As importantly: why does she keep putting herself in situations where this can happen to her? Why didn’t she learn her lesson from the Eric business? All that work with the therapists and in her group—is she bullshitting herself deep-down? Is there something in her that makes her want to be a victim?
She’ll have to face that. Her life could depend on it. She escaped twice. One more time, she might not be so lucky.
After the operation. When she was wheeled into intensive care, she slept for thirty-six hours straight. When she woke up Cecil was there. He had been there the entire time.
He comes every day, early in the evening when he’s finished work. They’re getting the fields ready for picking, the grapes are swollen with ripeness. He sits with her, hands touching, rarely talking. He says things that don’t require a verbal response. Sometimes she’ll grip his hand, weakly. For the first few days that’s all she can do.
There is a police guard at her door on the off chance someone comes looking for her to finish the job.
She calls Julie, in San Francisco, to let her know she won’t be coming up this weekend to be with the girls.
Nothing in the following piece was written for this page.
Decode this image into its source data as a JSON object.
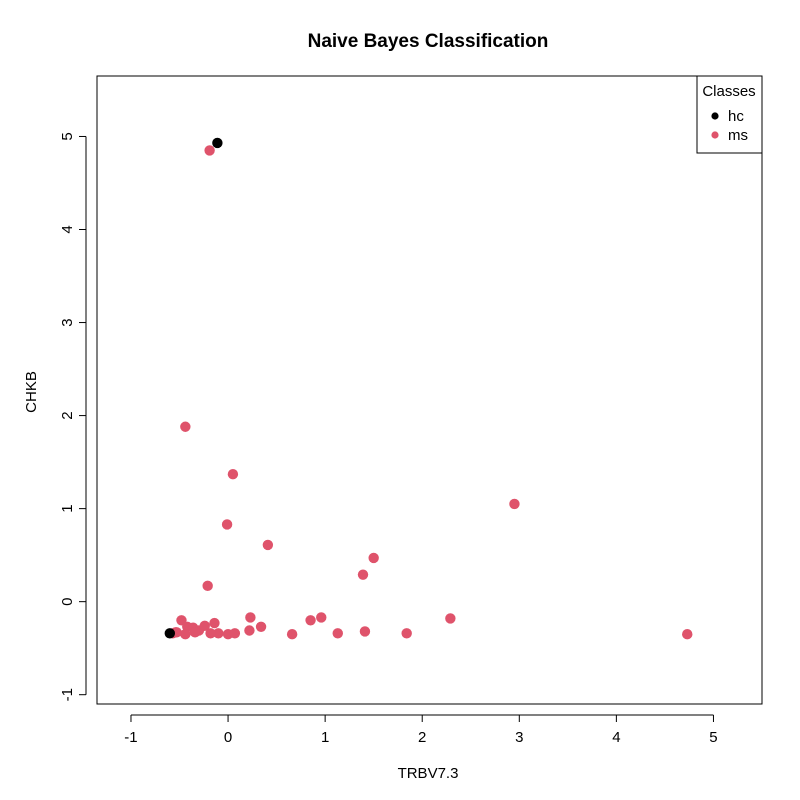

“What’s wrong?” Julie asks, unable to keep her voice from sounding peevish. What’s keeping you from being a mother this time? is the implied, but always unasked, question.
“I was in an accident.”
She hears the sharp intake of breath. “What happened?” A beat, then: “Are you all right?”
“I was protecting a client, and I got beat up some,” Kate says simply, avoiding any explanation.
There’s a pause from the other end. “How beat up?”
“I’ve got some pretty good bruises. No problem,” she adds quickly, “it’ll all heal fine.”